Hésiode ne dit pas expressément comment, pourquoi ou en quelles circonstances Atlas, Titan de la « deuxième génération » par son père Iapétos – le seul de sa fratrie nommément cité par l’Iliade comme habitant avec Kronos les sombres profondeurs du Tartare, sans espoir d’une quelconque amélioration de son sort –, s’est lui-même retrouvé astreint à supporter le poids de la voûte céleste. Il laisse simplement entendre – ce fort implicitement – que cet état de fait relève de la volonté de Zeus, en tout cas qu’il est postérieur à cet ordre du monde 2.0, qui voit les Kronides, au terme d’une guerre de dix ans (lire : 10.000 ans à l’échelle humaine), neutraliser leurs prédécesseurs et aînés. Seul Hygin, bien plus tard, proposera une explication aussi vague que guère convaincante : Atlas a été condamné à ce châtiment éternel pour avoir dirigé – au nom de Kronos ? – l’armée des Titans contre Zeus, ses frères et ses enfants. Quelques 2000 années plus tard, Robert Graves croira devoir préciser qu’il endossa ce rôle parce que « Kronos, désormais, n’était plus assez jeune pour diriger une armée ». Qui a jamais prétendu que les dieux d’Hésiode comme ceux d’Homère ne vieillissaient pas ? Quant à la question visant à déterminer s’il est pire de devoir supporter dans le même temps le poids double de la voûte céleste et de l’axis mundi, ou de passer l’éternité en vase clos dans une prison souterraine noire, moisie et en proie à d’incessante tempêtes destinées à ne prendre jamais fin (tel est, grosso modo, le tableau peint de Tartaros par l'auteur de la Théogonie), elle demeure sans réponse, Hésiode n’ayant pas cru devoir trancher sur ce point.
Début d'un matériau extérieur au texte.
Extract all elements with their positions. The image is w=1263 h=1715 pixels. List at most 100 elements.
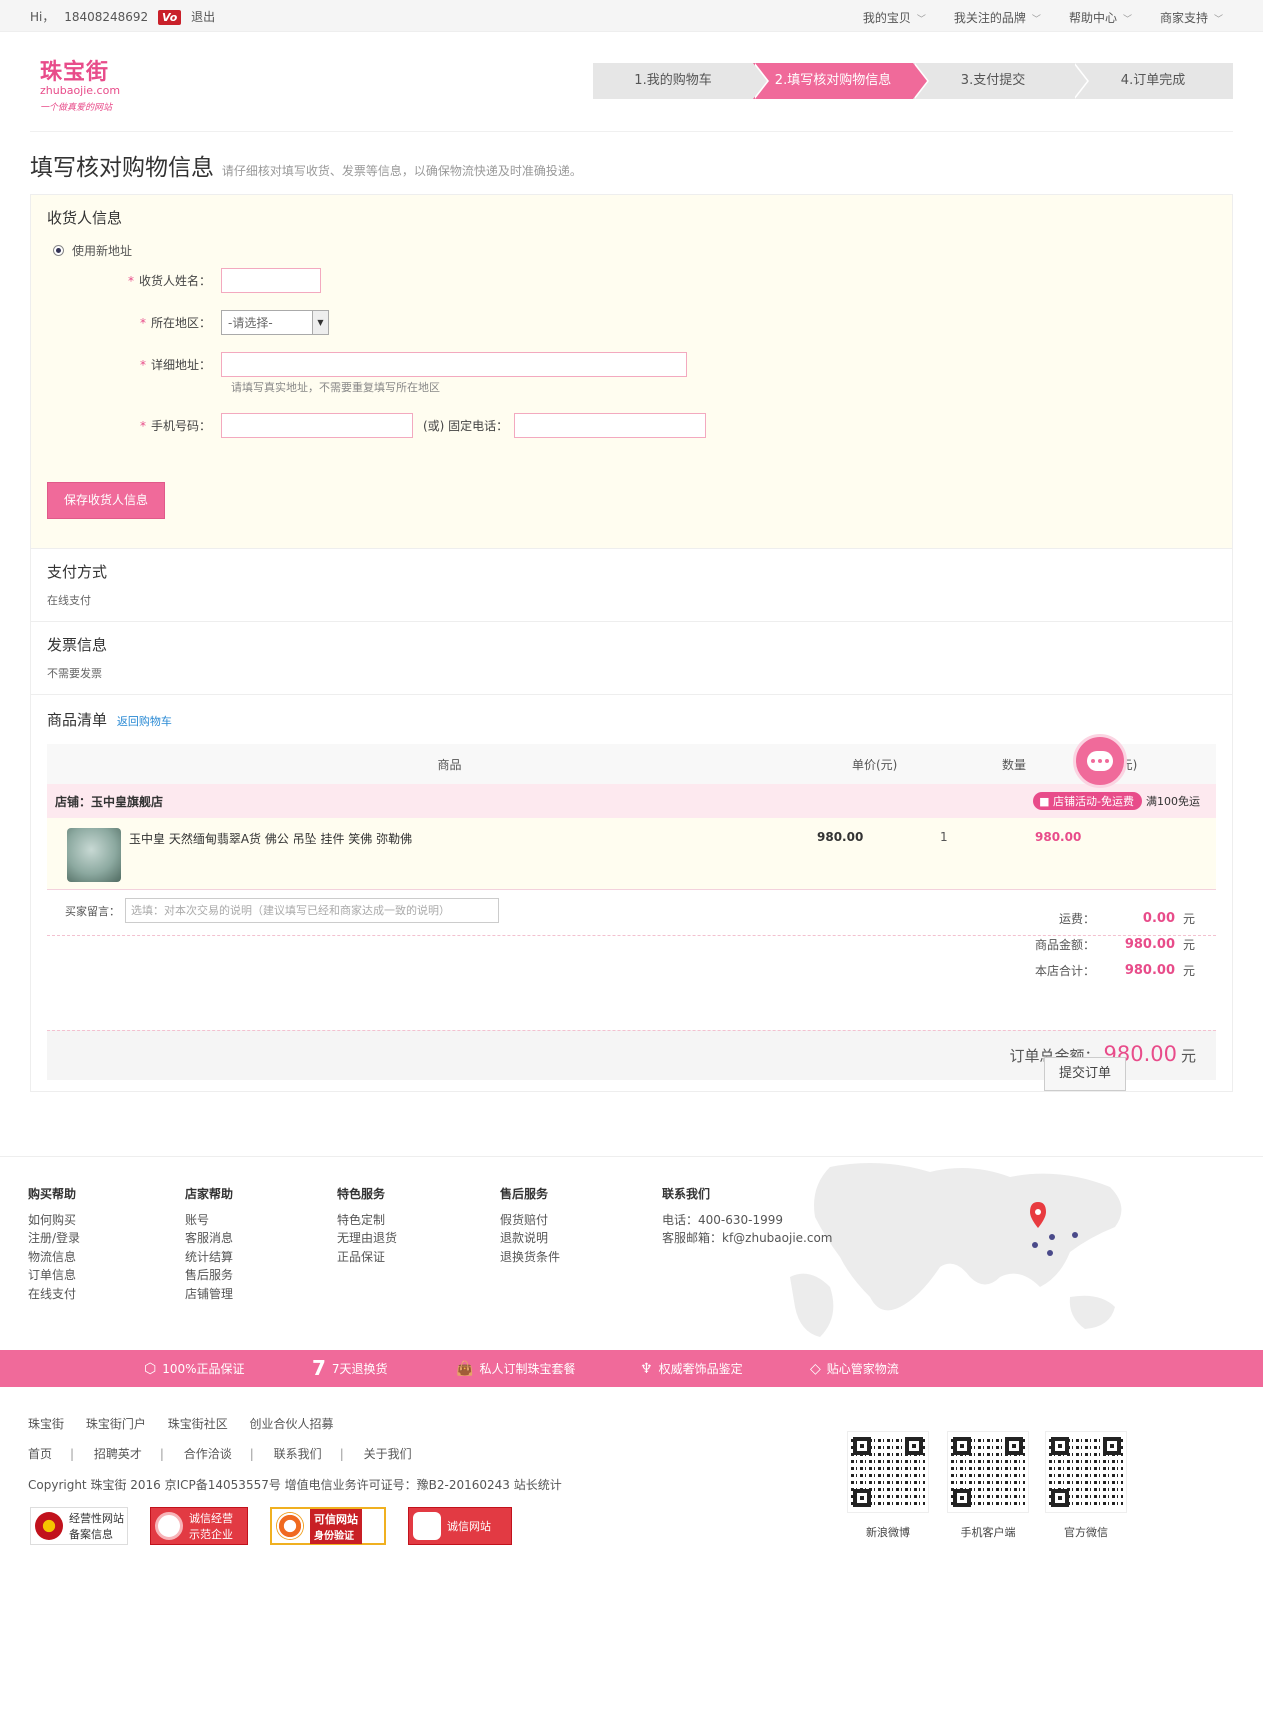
- top-bar: Hi， 18408248692 Vo 退出 我的宝贝 ﹀ 我关注的品牌 ﹀ 帮助中心…: [0, 0, 1263, 32]
- footer-link[interactable]: 特色定制: [337, 1211, 397, 1230]
- footer-link[interactable]: 订单信息: [28, 1266, 80, 1285]
- contact-email: 客服邮箱：kf@zhubaojie.com: [662, 1231, 833, 1245]
- product-title[interactable]: 玉中皇 天然缅甸翡翠A货 佛公 吊坠 挂件 笑佛 弥勒佛: [129, 830, 412, 847]
- footer-link[interactable]: 统计结算: [185, 1248, 233, 1267]
- footer-col-title: 购买帮助: [28, 1187, 77, 1201]
- footer-col-shop-help: 店家帮助 账号 客服消息 统计结算 售后服务 店铺管理: [185, 1185, 233, 1303]
- label-text: 详细地址：: [150, 358, 211, 372]
- mobile-input[interactable]: [221, 413, 413, 438]
- summary-value: 980.00: [1124, 936, 1175, 952]
- mobile-label: * 手机号码：: [31, 417, 221, 434]
- name-input[interactable]: [221, 268, 321, 293]
- footer-link[interactable]: 物流信息: [28, 1248, 80, 1267]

Et ses continuateurs pas davantage. Une seule certitude : pour les auteurs tardifs qui, à l’exemple d'Eschyle, optèrent pour une « délivrance a posteriori » des Titans (tel est le présupposé de Prométhée délivré), Atlas est nécessairement exclus du lot des « libérables ». Délivrer Atlas, fût-ce pour de très louables raisons, reviendrait à laisser s’effondrer l’ouranos sur les contreforts de Gaia. Tel n’était assurément pas le projet divin de Zeus omniscient vis-à-vis du nouvel ordre divin par lui établi, et non sans peine.

Il n’empêche : on aimerait cependant savoir ce qu’en disait Eumélos de Corinthe, auteur présumée d’une Titanomachie considérée comme définitivement perdue.

À suivre…

Morel De Méral.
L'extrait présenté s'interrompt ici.